Banken, Broker und Risikoberater müssen gewerblichen Anlegern dabei helfen, die historische Wertentwicklung zu analysieren und angemessene Absicherungsvolumina zu ermitteln. Ohne diese Vorarbeit könnten Unternehmen Positionen erwerben, die nur geringen Schutz bieten oder neue Verluste verursachen, die in keinem Zusammenhang mit ihrer Geschäftstätigkeit stehen.
Die Aufsichtsbehörden und die Börse müssen zudem sicherstellen, dass in der Vermarktung zwischen Absicherung und Spekulation unterschieden wird. Die Idee, mit dem Regen in Mumbai zu handeln, ist zwar aufmerksamkeitsstark, doch die langfristige Glaubwürdigkeit des Produkts wird davon abhängen, ob es ein praktisches Risikomanagement ermöglicht und nicht nur kurzlebiges Handelsinteresse weckt.
Eine Bewährungsprobe für Indiens Infrastruktur zur Klimafinanzierung
RAINMUMBAI stellt eine wichtige Ergänzung des indischen Derivatemarktes dar, da es Schwankungen der Niederschlagsmengen in ein standardisiertes finanzielles Risiko umwandelt, das bewertet und übertragen werden kann. Der Kontrakt könnte Bauunternehmen, Logistikfirmen, Versorgungsunternehmen, Banken und anderen Unternehmen dabei helfen, die durch den Monsun verursachten Schwankungen zu verringern, und gleichzeitig die Grundlage für regional spezifischere Wetterprodukte schaffen.
Die Einführung des Index sollte nicht als Beweis dafür missverstanden werden, dass bereits ein tragfähiger Markt existiert. Die Zulassung an der Börse, historische Daten und eine klare Abrechnungsformel bilden zwar die Grundlage, doch die wirtschaftliche Relevanz hängt von der Beteiligung, der Liquidität und dem Ausmaß ab, in dem der Index tatsächliche Geschäftsverluste widerspiegelt.

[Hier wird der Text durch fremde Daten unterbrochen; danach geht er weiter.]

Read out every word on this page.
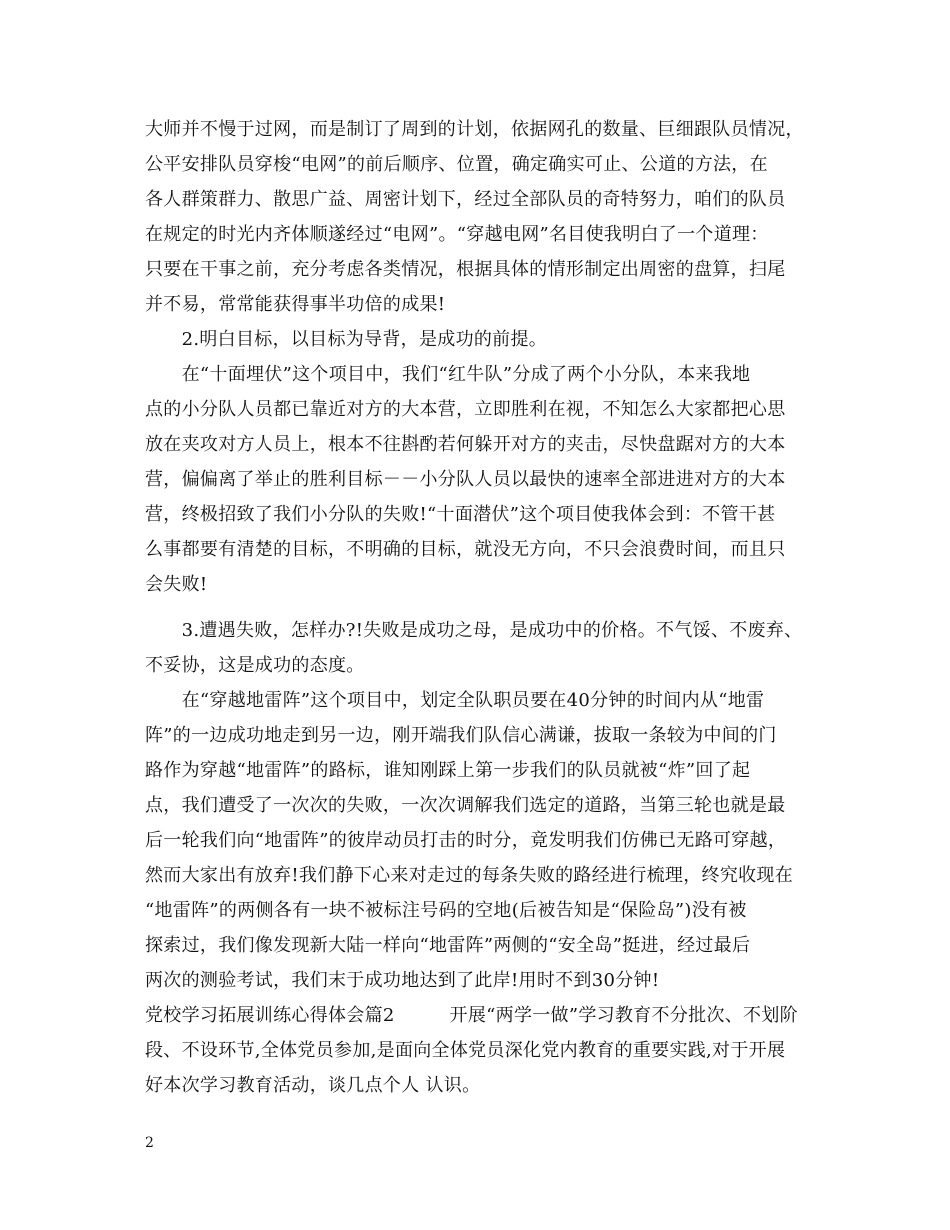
大师并不慢于过网，而是制订了周到的计划，依据网孔的数量、巨细跟队员情况，
公平安排队员穿梭“电网”的前后顺序、位置，确定确实可止、公道的方法，在
各人群策群力、散思广益、周密计划下，经过全部队员的奇特努力，咱们的队员
在规定的时光内齐体顺遂经过“电网”。“穿越电网”名目使我明白了一个道理：
只要在干事之前，充分考虑各类情况，根据具体的情形制定出周密的盘算，扫尾
并不易，常常能获得事半功倍的成果!
　　2.明白目标，以目标为导背，是成功的前提。
　　在“十面埋伏”这个项目中，我们“红牛队”分成了两个小分队，本来我地
点的小分队人员都已靠近对方的大本营，立即胜利在视，不知怎么大家都把心思
放在夹攻对方人员上，根本不往斟酌若何躲开对方的夹击，尽快盘踞对方的大本
营，偏偏离了举止的胜利目标－－小分队人员以最快的速率全部进进对方的大本
营，终极招致了我们小分队的失败!“十面潜伏”这个项目使我体会到：不管干甚
么事都要有清楚的目标，不明确的目标，就没无方向，不只会浪费时间，而且只
会失败!
　　3.遭遇失败，怎样办?!失败是成功之母，是成功中的价格。不气馁、不废弃、
不妥协，这是成功的态度。
　　在“穿越地雷阵”这个项目中，划定全队职员要在40分钟的时间内从“地雷
阵”的一边成功地走到另一边，刚开端我们队信心满谦，拔取一条较为中间的门
路作为穿越“地雷阵”的路标，谁知刚踩上第一步我们的队员就被“炸”回了起
点，我们遭受了一次次的失败，一次次调解我们选定的道路，当第三轮也就是最
后一轮我们向“地雷阵”的彼岸动员打击的时分，竟发明我们仿佛已无路可穿越，
然而大家出有放弃!我们静下心来对走过的每条失败的路经进行梳理，终究收现在
“地雷阵”的两侧各有一块不被标注号码的空地(后被告知是“保险岛”)没有被
探索过，我们像发现新大陆一样向“地雷阵”两侧的“安全岛”挺进，经过最后
两次的测验考试，我们末于成功地达到了此岸!用时不到30分钟!
党校学习拓展训练心得体会篇2　　　开展“两学一做”学习教育不分批次、不划阶
段、不设环节,全体党员参加,是面向全体党员深化党内教育的重要实践,对于开展
好本次学习教育活动，谈几点个人 认识。
2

Sollten diese Bedingungen eintreten, könnten Wetterderivate neben Versicherungen, öffentlichen Investitionen und physischen Anpassungsmaßnahmen zu einem Bestandteil der indischen Strategie zur Bewältigung klimatischer Schwankungen werden. Ihr Beitrag wäre eher finanzieller als ökologischer Natur: Sie können die Kosten unerwarteter Wetterereignisse umverteilen, sind jedoch nicht in der Lage, den Monsun vorhersehbarer zu machen.
Die Niederschlagsmengen in Mumbai sind mittlerweile handelbar. Die schwierigere Frage ist, ob indische Unternehmen sie tatsächlich zur Absicherung nutzen können.